First thing's first: Neither Manu Ginobili nor Tyreke Evans got hurt on this face-first collision during the fourth quarter of the San Antonio Spurs' 127-102 win over the Sacramento Kings on Wednesday night. Evans played on, missing just 2:30 of the final frame. Ginobili didn't return after suffering "a laceration inside his right ear" on the play, but it was judged by the Spurs trainers not to be too serious, needing only a bandage rather than stitches, according to Jeff McDonald of the San Antonio Express-News. About that, we should all be thankful, because yikes.
With all due respect to Kings fans, who are great and passionate and don't deserve the treatment they are getting, that is a way bigger relief for supporters of the Spurs, who swept their second back-to-back-to-back set of the season with the win. San Antonio now stands at a Western Conference-leading 45-16; with five games left in their regular season, the Spurs' focus is now tuning up for what they hope is a longer postseason run than last year's first-round exit at the hands of the Memphis Grizzlies. For that, they'll need Ginobili, who's missed nearly half this lockout-shortened season with myriad injuries, on the floor.

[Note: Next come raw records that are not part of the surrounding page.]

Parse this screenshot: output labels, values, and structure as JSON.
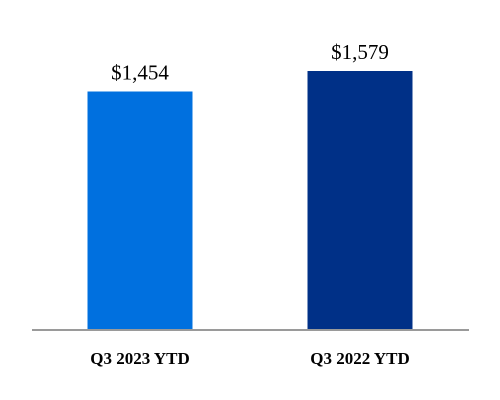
{
  "chart_data": {
    "type": "bar",
    "categories": [
      "Q3 2023 YTD",
      "Q3 2022 YTD"
    ],
    "values": [
      1454,
      1579
    ],
    "value_labels": [
      "$1,454",
      "$1,579"
    ],
    "colors": [
      "#0070df",
      "#003087"
    ],
    "axis_color": "#9a9a9a",
    "title": "",
    "xlabel": "",
    "ylabel": "",
    "grid": false,
    "legend": "none"
  }
}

More from McDonald at the Express-News:
"I'm trying to mix it up," Ginobili said before reeling off the laundry list of injuries that have contributed to him missing 30 games this season. "Hand, ab, ear. Keep it entertaining."
To those who recall what happened to Ginobili last season, when a fractured elbow on the last day of the season in Phoenix ruined a 61-win season, there was nothing funny about seeing the Argentine guard briefly prostrate, clutching the side of his head. [...]
Ginobili hasn't been healthy for a full playoff run since 2007, not coincidentally the last time the Spurs won a championship.
Spurs coach Gregg Popovich has to walk a fine line over the Spurs' final five games. He's got to get Ginobili back in the rhythm and flow of the game after just 57 total minutes of floor time in the back-to-back-to-back, priming the pump so that his integral sixth man is ready to take on whichever bottom-of-the-bracket squad — the seventh-seeded Denver Nuggets, the eighth-seeded Utah Jazz, the half-game-out Phoenix Suns or Houston Rockets — they wind up facing in the first round.
But he's also got to be careful not to expose a not-quite-game-fit and somewhat injury-prone Ginobili to injury; as Pop told McDonald, when Ginobili was injured against the Suns last season, "Everybody knew it was over." It'd be a shame to see the Spurs enter the playoffs short-handed two straight years, with their stars' years numbered, if it could have been prevented.
(Also, yes: Two dudes running into one another is pretty much always funny. I am sorry for being dire so early in the morning.)